Rate of incorrect domain assignment by type of other domain
| (A) Type of incorrect hit | (B) # Sequences with self hit and other hit (# domains) | (C) # Sequences with higher score from other hit (# domains) | (D) Error rate |
| Self only | 23918 (264) | - | - |
| Parent/ancestor | 49934 (2402) | 137 (58) | 0.35% |
| Child/descendant | 9822 (274) | 2135 (129) | 21.8% |
| Other domain in hierarchy | 47362 (2306) | 100 (37) | 0.15% |
| Domain outside hierarchy; sequence not in other domain model | 6747 (506) | 421 (32) | 3.0% |
| Domain outside hierarchy; sequence in other domain model | 736 (66) | 313 (18) | 21.1% |
(A) Classes of incorrect hits, labelled by hierarchical relationship to the specific domain. (B) Number of sequences with self hit and other hit of the respective category; the number of domains containing these sequences is in parentheses. (C) Number of sequences with other domain scoring higher than correct domain; the number of domains containing these sequences is in parentheses. (D) Error rate as percent of sequences with higher score from incorrect domain than the self hit, averaged over domains containing sequences with both types of hits.
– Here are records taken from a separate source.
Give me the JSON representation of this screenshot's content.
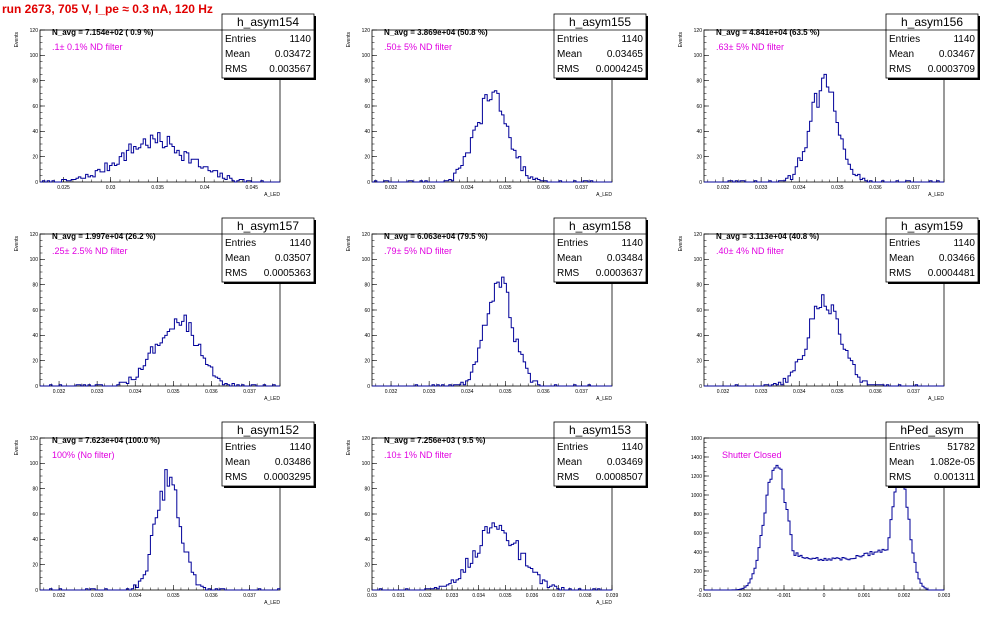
{
  "page": {
    "title": "run 2673,   705 V, I_pe ≈ 0.3 nA, 120 Hz"
  },
  "chart_data": [
    {
      "type": "bar",
      "name": "h_asym154",
      "navg": "N_avg = 7.154e+02 ( 0.9 %)",
      "filter_label": ".1± 0.1% ND filter",
      "stats": [
        [
          "Entries",
          "1140"
        ],
        [
          "Mean",
          "0.03472"
        ],
        [
          "RMS",
          "0.003567"
        ]
      ],
      "xlabel": "A_LED",
      "ylabel": "Events",
      "xlim": [
        0.0225,
        0.048
      ],
      "ylim": [
        0,
        120
      ],
      "xticks": [
        0.025,
        0.03,
        0.035,
        0.04,
        0.045
      ],
      "xtick_labels": [
        "0.025",
        "0.03",
        "0.035",
        "0.04",
        "0.045"
      ],
      "yticks": [
        0,
        20,
        40,
        60,
        80,
        100,
        120
      ],
      "ytick_labels": [
        "0",
        "20",
        "40",
        "60",
        "80",
        "100",
        "120"
      ],
      "dist": {
        "mean": 0.03472,
        "rms": 0.003567,
        "entries": 1140,
        "shape": "gauss"
      }
    },
    {
      "type": "bar",
      "name": "h_asym155",
      "navg": "N_avg = 3.869e+04 (50.8 %)",
      "filter_label": ".50± 5% ND filter",
      "stats": [
        [
          "Entries",
          "1140"
        ],
        [
          "Mean",
          "0.03465"
        ],
        [
          "RMS",
          "0.0004245"
        ]
      ],
      "xlabel": "A_LED",
      "ylabel": "Events",
      "xlim": [
        0.0315,
        0.0378
      ],
      "ylim": [
        0,
        120
      ],
      "xticks": [
        0.032,
        0.033,
        0.034,
        0.035,
        0.036,
        0.037
      ],
      "xtick_labels": [
        "0.032",
        "0.033",
        "0.034",
        "0.035",
        "0.036",
        "0.037"
      ],
      "yticks": [
        0,
        20,
        40,
        60,
        80,
        100,
        120
      ],
      "ytick_labels": [
        "0",
        "20",
        "40",
        "60",
        "80",
        "100",
        "120"
      ],
      "dist": {
        "mean": 0.03465,
        "rms": 0.0004245,
        "entries": 1140,
        "shape": "gauss"
      }
    },
    {
      "type": "bar",
      "name": "h_asym156",
      "navg": "N_avg = 4.841e+04 (63.5 %)",
      "filter_label": ".63± 5% ND filter",
      "stats": [
        [
          "Entries",
          "1140"
        ],
        [
          "Mean",
          "0.03467"
        ],
        [
          "RMS",
          "0.0003709"
        ]
      ],
      "xlabel": "A_LED",
      "ylabel": "Events",
      "xlim": [
        0.0315,
        0.0378
      ],
      "ylim": [
        0,
        120
      ],
      "xticks": [
        0.032,
        0.033,
        0.034,
        0.035,
        0.036,
        0.037
      ],
      "xtick_labels": [
        "0.032",
        "0.033",
        "0.034",
        "0.035",
        "0.036",
        "0.037"
      ],
      "yticks": [
        0,
        20,
        40,
        60,
        80,
        100,
        120
      ],
      "ytick_labels": [
        "0",
        "20",
        "40",
        "60",
        "80",
        "100",
        "120"
      ],
      "dist": {
        "mean": 0.03467,
        "rms": 0.0003709,
        "entries": 1140,
        "shape": "gauss"
      }
    },
    {
      "type": "bar",
      "name": "h_asym157",
      "navg": "N_avg = 1.997e+04 (26.2 %)",
      "filter_label": ".25± 2.5% ND filter",
      "stats": [
        [
          "Entries",
          "1140"
        ],
        [
          "Mean",
          "0.03507"
        ],
        [
          "RMS",
          "0.0005363"
        ]
      ],
      "xlabel": "A_LED",
      "ylabel": "Events",
      "xlim": [
        0.0315,
        0.0378
      ],
      "ylim": [
        0,
        120
      ],
      "xticks": [
        0.032,
        0.033,
        0.034,
        0.035,
        0.036,
        0.037
      ],
      "xtick_labels": [
        "0.032",
        "0.033",
        "0.034",
        "0.035",
        "0.036",
        "0.037"
      ],
      "yticks": [
        0,
        20,
        40,
        60,
        80,
        100,
        120
      ],
      "ytick_labels": [
        "0",
        "20",
        "40",
        "60",
        "80",
        "100",
        "120"
      ],
      "dist": {
        "mean": 0.03507,
        "rms": 0.0005363,
        "entries": 1140,
        "shape": "gauss"
      }
    },
    {
      "type": "bar",
      "name": "h_asym158",
      "navg": "N_avg = 6.063e+04 (79.5 %)",
      "filter_label": ".79± 5% ND filter",
      "stats": [
        [
          "Entries",
          "1140"
        ],
        [
          "Mean",
          "0.03484"
        ],
        [
          "RMS",
          "0.0003637"
        ]
      ],
      "xlabel": "A_LED",
      "ylabel": "Events",
      "xlim": [
        0.0315,
        0.0378
      ],
      "ylim": [
        0,
        120
      ],
      "xticks": [
        0.032,
        0.033,
        0.034,
        0.035,
        0.036,
        0.037
      ],
      "xtick_labels": [
        "0.032",
        "0.033",
        "0.034",
        "0.035",
        "0.036",
        "0.037"
      ],
      "yticks": [
        0,
        20,
        40,
        60,
        80,
        100,
        120
      ],
      "ytick_labels": [
        "0",
        "20",
        "40",
        "60",
        "80",
        "100",
        "120"
      ],
      "dist": {
        "mean": 0.03484,
        "rms": 0.0003637,
        "entries": 1140,
        "shape": "gauss"
      }
    },
    {
      "type": "bar",
      "name": "h_asym159",
      "navg": "N_avg = 3.113e+04 (40.8 %)",
      "filter_label": ".40± 4% ND filter",
      "stats": [
        [
          "Entries",
          "1140"
        ],
        [
          "Mean",
          "0.03466"
        ],
        [
          "RMS",
          "0.0004481"
        ]
      ],
      "xlabel": "A_LED",
      "ylabel": "Events",
      "xlim": [
        0.0315,
        0.0378
      ],
      "ylim": [
        0,
        120
      ],
      "xticks": [
        0.032,
        0.033,
        0.034,
        0.035,
        0.036,
        0.037
      ],
      "xtick_labels": [
        "0.032",
        "0.033",
        "0.034",
        "0.035",
        "0.036",
        "0.037"
      ],
      "yticks": [
        0,
        20,
        40,
        60,
        80,
        100,
        120
      ],
      "ytick_labels": [
        "0",
        "20",
        "40",
        "60",
        "80",
        "100",
        "120"
      ],
      "dist": {
        "mean": 0.03466,
        "rms": 0.0004481,
        "entries": 1140,
        "shape": "gauss"
      }
    },
    {
      "type": "bar",
      "name": "h_asym152",
      "navg": "N_avg = 7.623e+04 (100.0 %)",
      "filter_label": "100% (No filter)",
      "stats": [
        [
          "Entries",
          "1140"
        ],
        [
          "Mean",
          "0.03486"
        ],
        [
          "RMS",
          "0.0003295"
        ]
      ],
      "xlabel": "A_LED",
      "ylabel": "Events",
      "xlim": [
        0.0315,
        0.0378
      ],
      "ylim": [
        0,
        120
      ],
      "xticks": [
        0.032,
        0.033,
        0.034,
        0.035,
        0.036,
        0.037
      ],
      "xtick_labels": [
        "0.032",
        "0.033",
        "0.034",
        "0.035",
        "0.036",
        "0.037"
      ],
      "yticks": [
        0,
        20,
        40,
        60,
        80,
        100,
        120
      ],
      "ytick_labels": [
        "0",
        "20",
        "40",
        "60",
        "80",
        "100",
        "120"
      ],
      "dist": {
        "mean": 0.03486,
        "rms": 0.0003295,
        "entries": 1140,
        "shape": "gauss"
      }
    },
    {
      "type": "bar",
      "name": "h_asym153",
      "navg": "N_avg = 7.256e+03 ( 9.5 %)",
      "filter_label": ".10± 1% ND filter",
      "stats": [
        [
          "Entries",
          "1140"
        ],
        [
          "Mean",
          "0.03469"
        ],
        [
          "RMS",
          "0.0008507"
        ]
      ],
      "xlabel": "A_LED",
      "ylabel": "Events",
      "xlim": [
        0.03,
        0.039
      ],
      "ylim": [
        0,
        120
      ],
      "xticks": [
        0.03,
        0.031,
        0.032,
        0.033,
        0.034,
        0.035,
        0.036,
        0.037,
        0.038,
        0.039
      ],
      "xtick_labels": [
        "0.03",
        "0.031",
        "0.032",
        "0.033",
        "0.034",
        "0.035",
        "0.036",
        "0.037",
        "0.038",
        "0.039"
      ],
      "yticks": [
        0,
        20,
        40,
        60,
        80,
        100,
        120
      ],
      "ytick_labels": [
        "0",
        "20",
        "40",
        "60",
        "80",
        "100",
        "120"
      ],
      "dist": {
        "mean": 0.03469,
        "rms": 0.0008507,
        "entries": 1140,
        "shape": "gauss"
      }
    },
    {
      "type": "bar",
      "name": "hPed_asym",
      "navg": "",
      "filter_label": "Shutter Closed",
      "stats": [
        [
          "Entries",
          "51782"
        ],
        [
          "Mean",
          "1.082e-05"
        ],
        [
          "RMS",
          "0.001311"
        ]
      ],
      "xlabel": "",
      "ylabel": "",
      "xlim": [
        -0.003,
        0.003
      ],
      "ylim": [
        0,
        1600
      ],
      "xticks": [
        -0.003,
        -0.002,
        -0.001,
        0,
        0.001,
        0.002,
        0.003
      ],
      "xtick_labels": [
        "-0.003",
        "-0.002",
        "-0.001",
        "0",
        "0.001",
        "0.002",
        "0.003"
      ],
      "yticks": [
        0,
        200,
        400,
        600,
        800,
        1000,
        1200,
        1400,
        1600
      ],
      "ytick_labels": [
        "0",
        "200",
        "400",
        "600",
        "800",
        "1000",
        "1200",
        "1400",
        "1600"
      ],
      "dist": {
        "mean": 1.082e-05,
        "rms": 0.001311,
        "entries": 51782,
        "shape": "double",
        "peaks": [
          -0.0012,
          0.0019
        ],
        "peak_heights": [
          1350,
          1200
        ],
        "valley": 320
      }
    }
  ]
}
Incorrect domain hits with alignment scores above domain-specific thresholds
| (A) Type of incorrect hit | (B) Domains with incorrect hits | (C) No incorrect hits above threshold | (D) With incorrect hits above threshold | (E) Incorrect hits above correct domain threshold | (F) Incorrect hits above hit domain threshold |
| None | 9.0% | 264 | - | - | - |
| All incorrect hits | 91.0% | 1778 | 887 | 9.1% | 25.9% |
| Parent/ancestor | 82.0% | 1838 | 564 | 9.0% | 82.3% |
| Child/descendant | 9.4% | 59 | 215 | 42.8% | 9.1% |
| Other domain in hierarchy | 78.7% | 1939 | 367 | 2.7% | 5.5% |
| Domain outside hierarchy | 17.3% | 444 | 64 | 9.3% | 29.7% |
(A) Classes of incorrect hits, labelled by hierarchical relationship to the specific domain. (B) Percent of domains with each type of incorrect hit to its representative sequences, among a total of 2929 domains. (C) The number of domains without incorrect hits that score above the correct domain's threshold and (D) with incorrect hits that score above the correct domain's threshold. (E) Percent of non-self hits that score above the correct domain's threshold or (F) the hit domain's threshold. In (E-F), the percent is averaged over domains with the respective class of non-self hits.